The big medical student who had had the political discussion in the with the clerk from the Agricultural Board Office came over to them and said:

 
— Well, Temple, are you going to take us down to the kips?

 
— Ah, blazes, said Temple, all my money’s gone . . . Ah, by hell, I must have a woman . . . By hell, I’ll ask for a woman on tick.

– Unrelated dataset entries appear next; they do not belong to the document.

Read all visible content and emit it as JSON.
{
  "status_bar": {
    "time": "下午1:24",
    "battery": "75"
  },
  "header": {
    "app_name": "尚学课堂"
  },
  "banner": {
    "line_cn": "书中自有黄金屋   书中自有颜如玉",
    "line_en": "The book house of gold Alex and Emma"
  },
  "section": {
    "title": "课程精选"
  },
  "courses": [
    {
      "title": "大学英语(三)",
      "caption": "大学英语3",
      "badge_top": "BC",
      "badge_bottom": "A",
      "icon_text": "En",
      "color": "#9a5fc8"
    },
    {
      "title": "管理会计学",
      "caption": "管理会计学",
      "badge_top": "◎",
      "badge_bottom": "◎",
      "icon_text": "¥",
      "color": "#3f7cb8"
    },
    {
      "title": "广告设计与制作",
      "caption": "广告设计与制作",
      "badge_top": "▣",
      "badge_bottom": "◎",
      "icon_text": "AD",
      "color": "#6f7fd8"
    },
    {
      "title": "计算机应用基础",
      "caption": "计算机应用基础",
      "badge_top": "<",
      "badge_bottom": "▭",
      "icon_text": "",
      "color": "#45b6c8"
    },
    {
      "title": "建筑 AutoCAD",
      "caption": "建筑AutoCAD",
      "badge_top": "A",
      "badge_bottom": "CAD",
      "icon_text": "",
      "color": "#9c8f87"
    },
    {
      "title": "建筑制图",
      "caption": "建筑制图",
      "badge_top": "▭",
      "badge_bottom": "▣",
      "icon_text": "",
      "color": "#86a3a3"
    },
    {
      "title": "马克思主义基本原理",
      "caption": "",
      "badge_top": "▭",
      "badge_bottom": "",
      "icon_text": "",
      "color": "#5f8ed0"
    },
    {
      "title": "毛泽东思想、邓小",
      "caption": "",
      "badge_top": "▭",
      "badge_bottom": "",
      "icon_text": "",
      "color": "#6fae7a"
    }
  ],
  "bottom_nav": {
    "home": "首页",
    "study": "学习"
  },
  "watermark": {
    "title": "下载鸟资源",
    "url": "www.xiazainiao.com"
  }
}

The big student roared laughing and turning to Cranly, against whom he had a grudge on account of the affair in the he said:

 
— Will you have a woman too if I stand?

Cranly’s chastity was famous but the young men were not quite impressed by it. At the same time the [little] group did not betray its opinion by laughing at the big student’s invitation. Cranly did not answer; and so the second medical student said:

 
— Mac got through!

 
— What Mac? said Cranly.

 
— Mac . . . you know . . . the Gaelic League chap. He brought us down to the kips last night.

 
— And had you all women?

 
— No . . .

 
— What did you go there for?

 
— He suggested we’d walk through. Fine tarts there, too. They were running after us, man: it was fine skit. Ay, and one of them hit Mac because she said he insulted her.

 
— What did he do?

 
— I don’t know. He said “Gellong, you dirty [whore] hure” or something like that.

 
— And what did Mac say?

 
— Said he’d charge her if she followed him any further.

 
— Well, I’ll stand women all round if Cranly has one, said the big student who was in the habit of making a single inspiration serve him for a half-hour’s conversation.

 
— Ah, by hell, said Temple suddenly, have you heard the new parable . . . about the monkeys in Barbary? . . . Mar . . . vellous parable . . . Flanagan told me . . . O, (he said to Stephen) he wants to be introduced to you . . . wants to know . . . Fine fellow . . . doesn’t care a damn for religion or priests . . . By hell, I’m a freethinker . . .

 
— What is the parable? said Stephen.

Temple took off his cap and, bareheaded, he began to recite after the fashion of a country priest, prolonging all the vowels [and] jerking out the phrases, and dropping his voice at every pause:

 
— Dearly beloved Brethren: There was once a tribe of monkeys in Barbary. And . . . these monkeys were as numerous as the sands of the sea. They lived together in the woods in polygamous . . . intercourse . . . and reproduced . . . their species . . . But, behold there came into Barbary . . . the holy missionaries, the holy men of God . . . to redeem the people of Barbary. And these holy men preached to the people . . . and then . . . they went into the woods . . . far away into the woods . . . to pray to God. And they lived as hermits . . . in the woods . . . and praying to God. And, behold, the monkeys of Barbary who were in the trees . . . saw these holy men living as hermits . . . as lonely hermits . . . praying to God. And the monkeys who, my dearly beloved brethren, are imitative creatures . . . began to imitate the actions . . . of these holy men . . . and began to do likewise. And so . . . they [left their wives] separated from one another . . . and went away far away, to pray to God . . . and they did as they had seen the holy men do . . . and prayed to God . . . And . . . they did not return . . . any more . . . nor try to reproduce the species . . . And so . . . gradually. . . these po . . . or monkeys. . . grew fewer and fewer . . . and fewer and fewer . . . And today . . . there is no monkey in all Barbary.